Lo scorrere della finestra a poca distanza ci interrompe. Una figura si staglia sulla soglia. Non sollevo lo sguardo. Intuendo di non avere più altro tempo a nostra disposizione, raccolgo le mie cose e ringraziando Terrence aspetto di restare sola per potere rientrare e rintanarmi in camera.
«Che succede?»
«Faron».
La sua voce profonda mi coglie impreparata, mi fa tremare. Succede sempre. È come un meccanismo istantaneo, come se toccasse appena un interruttore. E maledizione, so di non dover provare questo forte desiderio che si intensifica tutte le volte in cui compare mandando ogni progresso in frantumi. Nonostante sappia quanto sia pericoloso, non riesco a smettere di orbitargli intorno, in attesa che possa notare il mio minuscolo satellite pieno di crepe.
Dante ha pronunciato il nome del fratello come se gli provocasse dolore. Hanno litigato a causa mia? Qualcosa è andato storto nei loro piani? Ha scoperto chi è la talpa secondo gli indizi?
«Ha chiamato?»
«Uhm», glielo conferma con un verso gutturale. «Voleva anche parlarti per assicurarsi che stessimo tutti bene», marca le ultime parole, facendo intendere il significato e la gravità.
Terrence si stiracchia ancora, affatto sorpreso o toccato. «Ci penso io», dice girandomi intorno per superarmi. Prima che abbia la possibilità di fermarlo, mi saluta dandomi un bacio sulla tempia insieme a un buffetto ed entra in casa.
Mi sollevo tamponando la nuca con l'asciugamano arrotolato, provando a far scemare dalle mie guance quel dannato rossore appena affiorato.

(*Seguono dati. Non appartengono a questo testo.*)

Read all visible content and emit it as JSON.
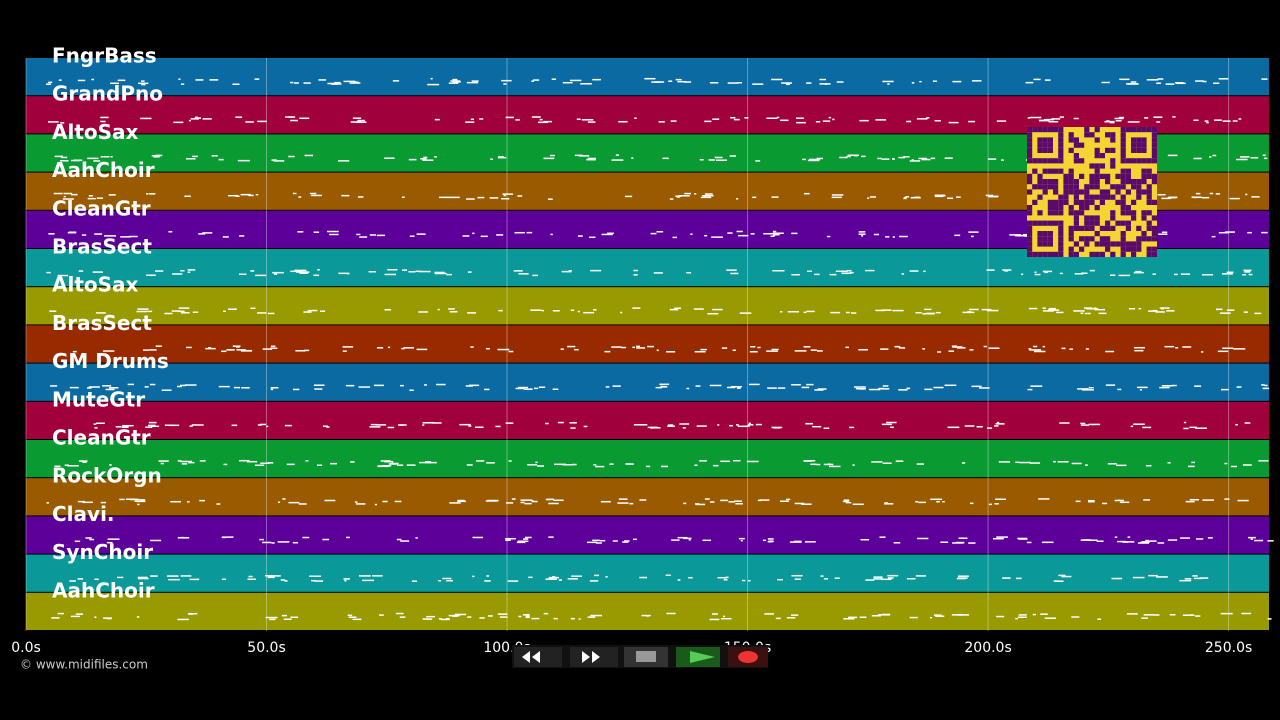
{
  "timeline": {
    "tracks": [
      {
        "name": "FngrBass",
        "color": "#0b6aa2"
      },
      {
        "name": "GrandPno",
        "color": "#a0003c"
      },
      {
        "name": "AltoSax",
        "color": "#0a9a32"
      },
      {
        "name": "AahChoir",
        "color": "#9a5a00"
      },
      {
        "name": "CleanGtr",
        "color": "#5c0099"
      },
      {
        "name": "BrasSect",
        "color": "#0a9898"
      },
      {
        "name": "AltoSax",
        "color": "#999900"
      },
      {
        "name": "BrasSect",
        "color": "#982a00"
      },
      {
        "name": "GM Drums",
        "color": "#0b6aa2"
      },
      {
        "name": "MuteGtr",
        "color": "#a0003c"
      },
      {
        "name": "CleanGtr",
        "color": "#0a9a32"
      },
      {
        "name": "RockOrgn",
        "color": "#9a5a00"
      },
      {
        "name": "Clavi.",
        "color": "#5c0099"
      },
      {
        "name": "SynChoir",
        "color": "#0a9898"
      },
      {
        "name": "AahChoir",
        "color": "#999900"
      }
    ],
    "xlim": [
      0,
      258.4
    ],
    "xticks": [
      {
        "value": 0,
        "label": "0.0s"
      },
      {
        "value": 50,
        "label": "50.0s"
      },
      {
        "value": 100,
        "label": "100.0s"
      },
      {
        "value": 150,
        "label": "150.0s"
      },
      {
        "value": 200,
        "label": "200.0s"
      },
      {
        "value": 250,
        "label": "250.0s"
      }
    ],
    "copyright": "© www.midifiles.com"
  }
}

Non capisco... l'ha fatto per provocare lui o perché si sta affezionando a me?
«Continuerai a evitarmi?»
Arrotolo anche gli altri tappetini, sorpresa che mi stia rivolgendo la parola. «Non ho ottenuto quello che volevo e sto facendo i capricci. Sono viziata», replico acida, tirando fuori le parole che mi ha sbattuto in faccia.
«Pensavo...»
«Cosa? Che passassi oltre quello che continui a sputarmi addosso? Fammi un favore e non offendere ancora la mia intelligenza, Dante, smettila e trovati un altro passatempo».

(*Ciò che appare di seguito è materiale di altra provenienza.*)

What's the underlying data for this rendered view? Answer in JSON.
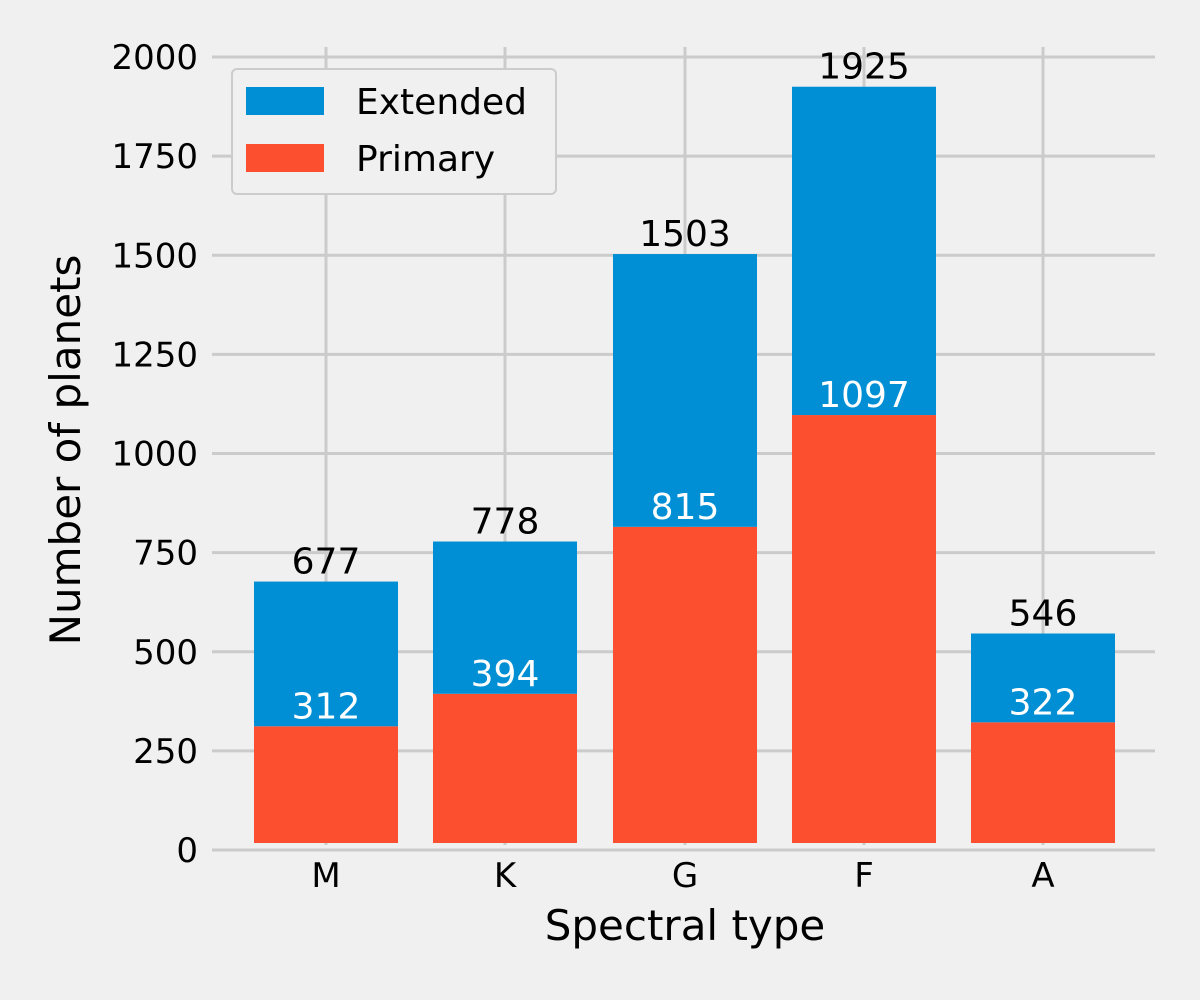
{
  "chart_data": {
    "type": "bar",
    "stacked": true,
    "categories": [
      "M",
      "K",
      "G",
      "F",
      "A"
    ],
    "series": [
      {
        "name": "Primary",
        "color": "#fc4f30",
        "values": [
          312,
          394,
          815,
          1097,
          322
        ]
      },
      {
        "name": "Extended",
        "color": "#008fd5",
        "values": [
          365,
          384,
          688,
          828,
          224
        ]
      }
    ],
    "totals": [
      677,
      778,
      1503,
      1925,
      546
    ],
    "primary_labels": [
      "312",
      "394",
      "815",
      "1097",
      "322"
    ],
    "total_labels": [
      "677",
      "778",
      "1503",
      "1925",
      "546"
    ],
    "xlabel": "Spectral type",
    "ylabel": "Number of planets",
    "ylim": [
      0,
      2000
    ],
    "yticks": [
      0,
      250,
      500,
      750,
      1000,
      1250,
      1500,
      1750,
      2000
    ],
    "ytick_labels": [
      "0",
      "250",
      "500",
      "750",
      "1000",
      "1250",
      "1500",
      "1750",
      "2000"
    ],
    "grid": true,
    "legend": {
      "placement": "top-left",
      "entries": [
        "Extended",
        "Primary"
      ]
    },
    "style": {
      "background": "#f0f0f0",
      "grid_color": "#cbcbcb"
    }
  }
}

Provo a superarlo. Lui mi sbarra la strada e sono costretta a guardarlo in quegli occhi magnetici, capaci di avvicinarmi a quell'abisso di perdizione.

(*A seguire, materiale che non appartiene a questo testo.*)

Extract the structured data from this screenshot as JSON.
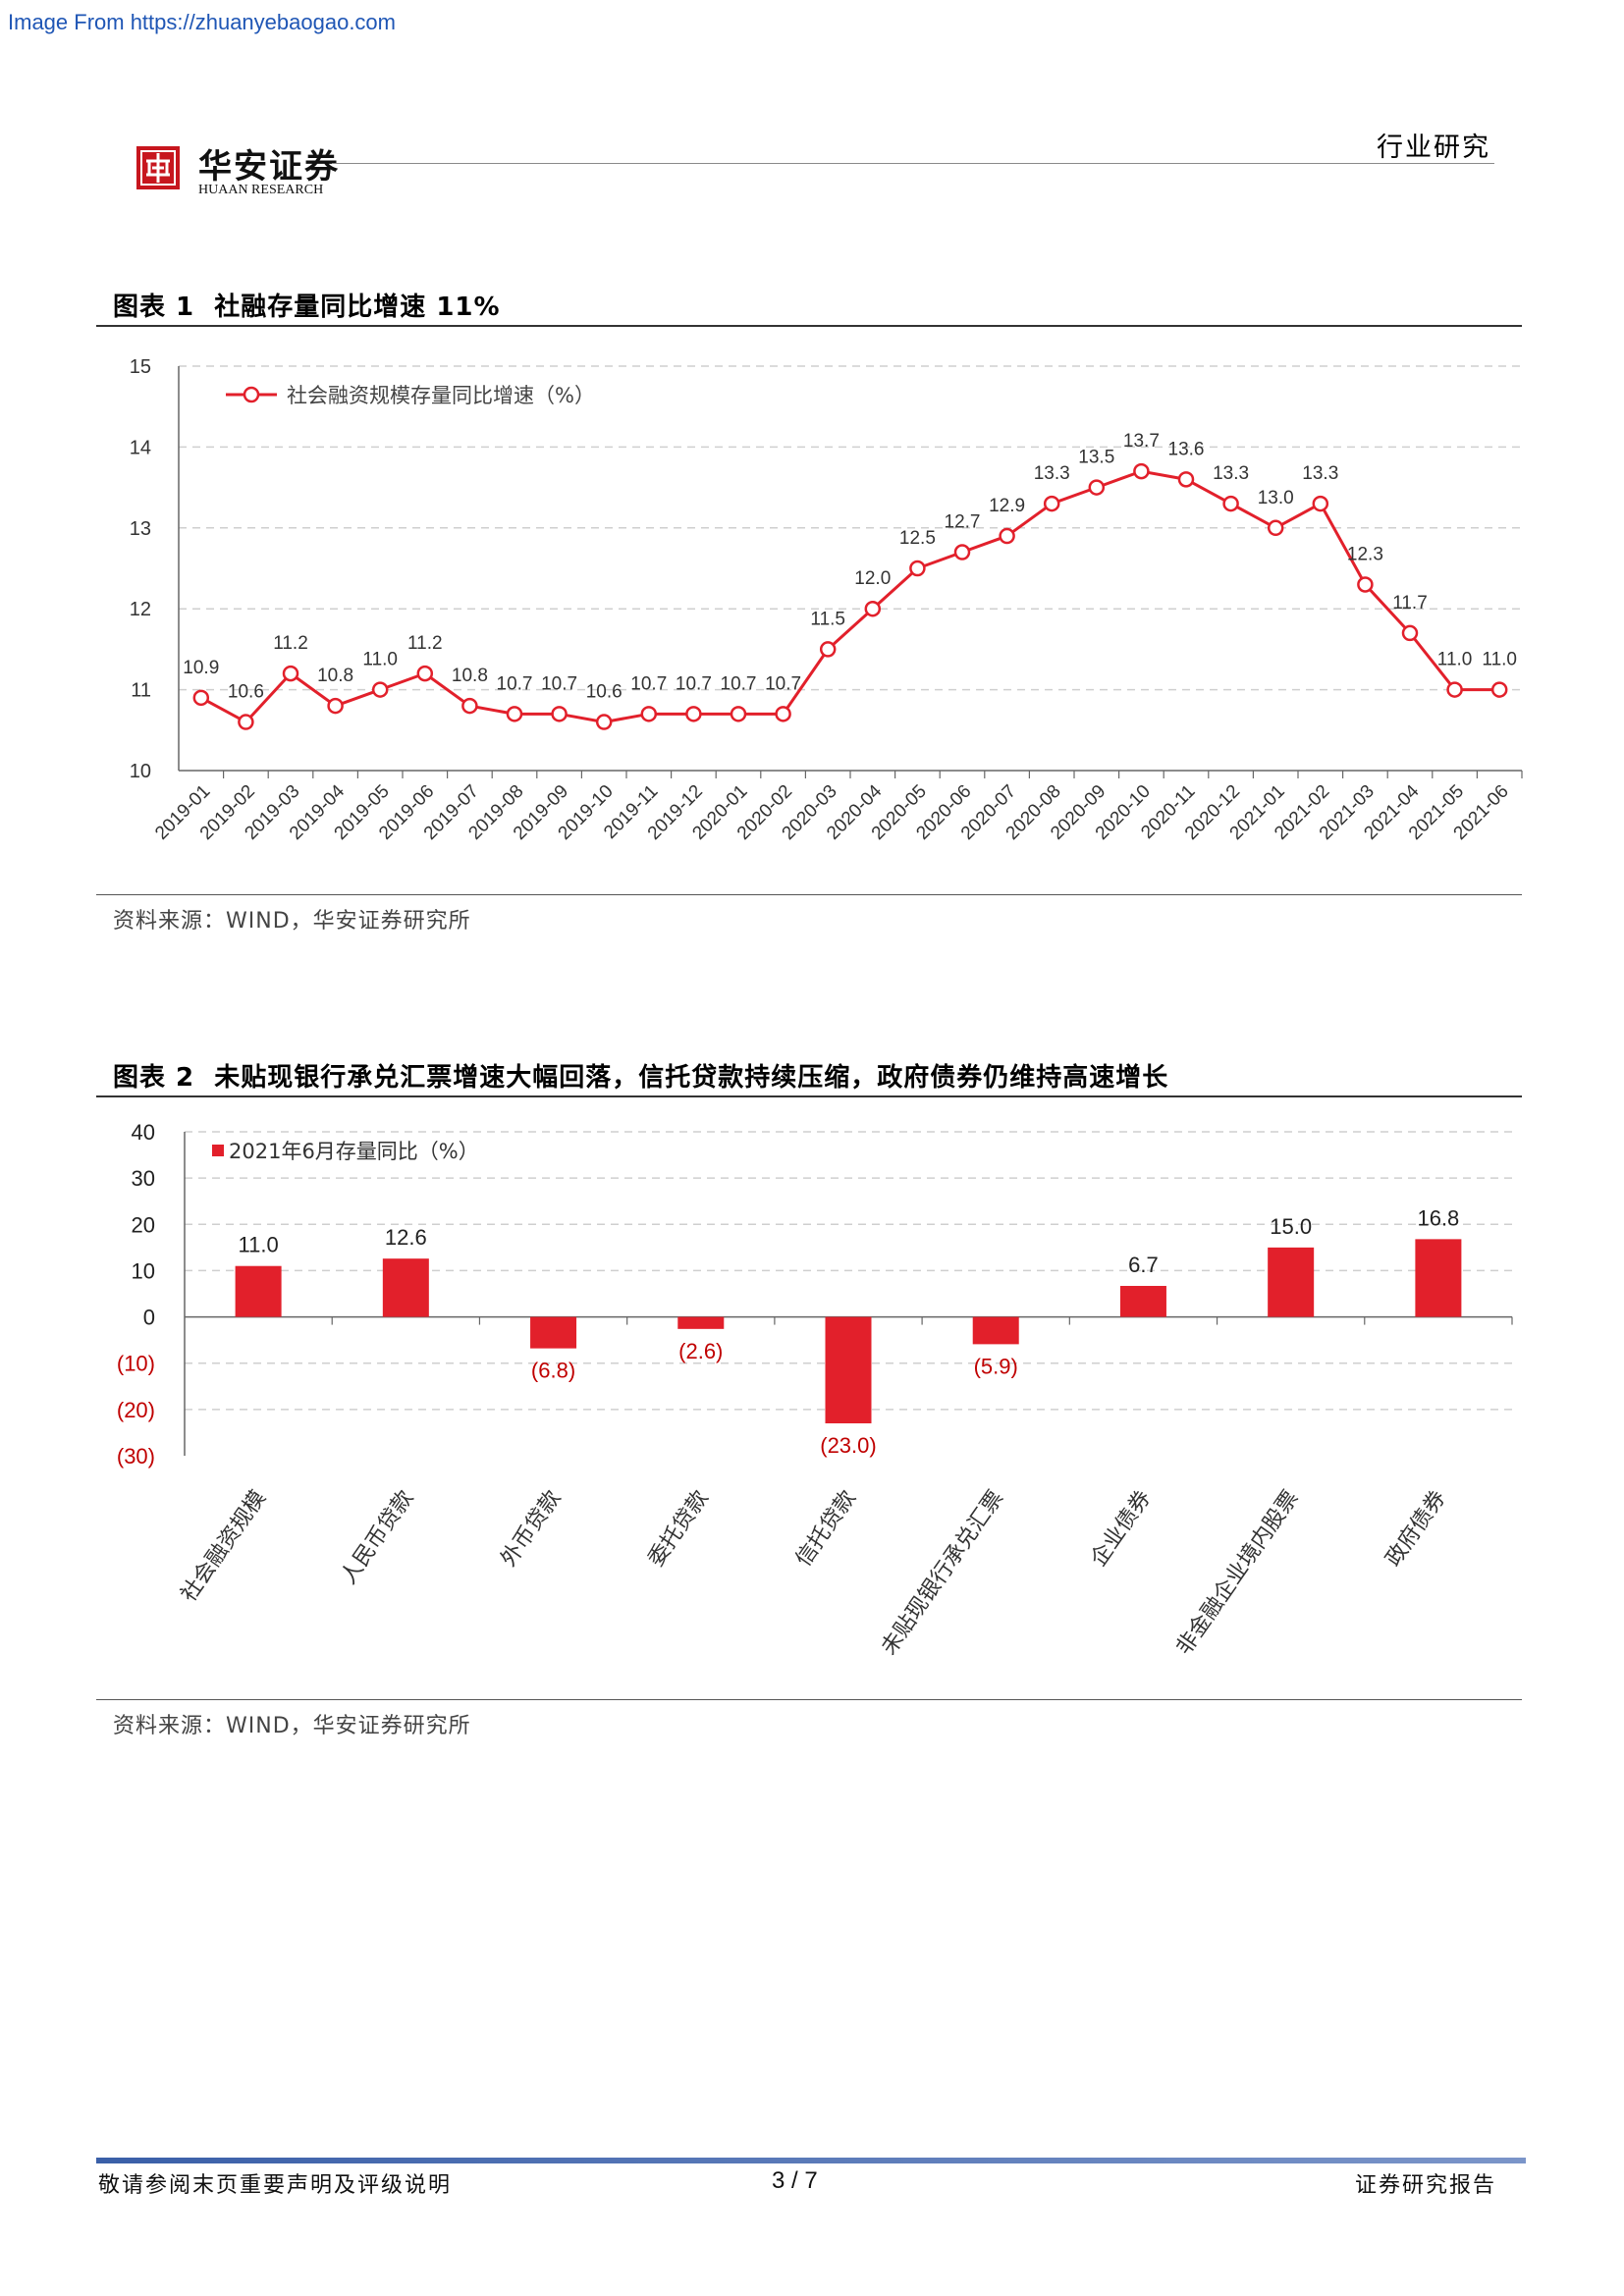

Un solo sguardo. È così che mi trascina, che si porta via un pezzo di me. Vacillo, mi sento in bilico sotto il suo attacco feroce e sicuro.
«Mi piace giocare con te. Solo non capisco perché con me fai tanto la difficile visto che sai come manipolare chiunque e accetti qualsiasi briciola ti si lanci».
Forse è il fatto che provo rabbia per quanto è successo o forse è solo perché averlo davanti mi spinge a volergli fare del male. Perdo la testa. Mi avvento su di lui. Mi tuffo schiantandomi contro il suo petto, ma non riesco nemmeno a riempirlo di pugni perché con una mossa impercettibile, talmente veloce e studiata, mi immobilizza. Mi fa girare e premere la schiena sul suo petto, placcandomi. E quando parla, il suo fiato caldo colpisce la mia nuca e la sua voce bassa, misurata, raggiunge corde sopite per tanto tempo dentro di me, facendomi tremare quando dice: «Cosa credevi di fare? Datti una cazzo di calmata o sarò costretto a pensare a un metodo meno ortodosso, uccellino».
La sua non è una minaccia. È una nota a margine con tanto di asterisco.
«Voglio solo farti male come tu continui a farne a me», digrigno i denti provando a liberarmi. Ma è tutto inutile.
Il suo corpo trema e la sua risata mi solletica la pelle.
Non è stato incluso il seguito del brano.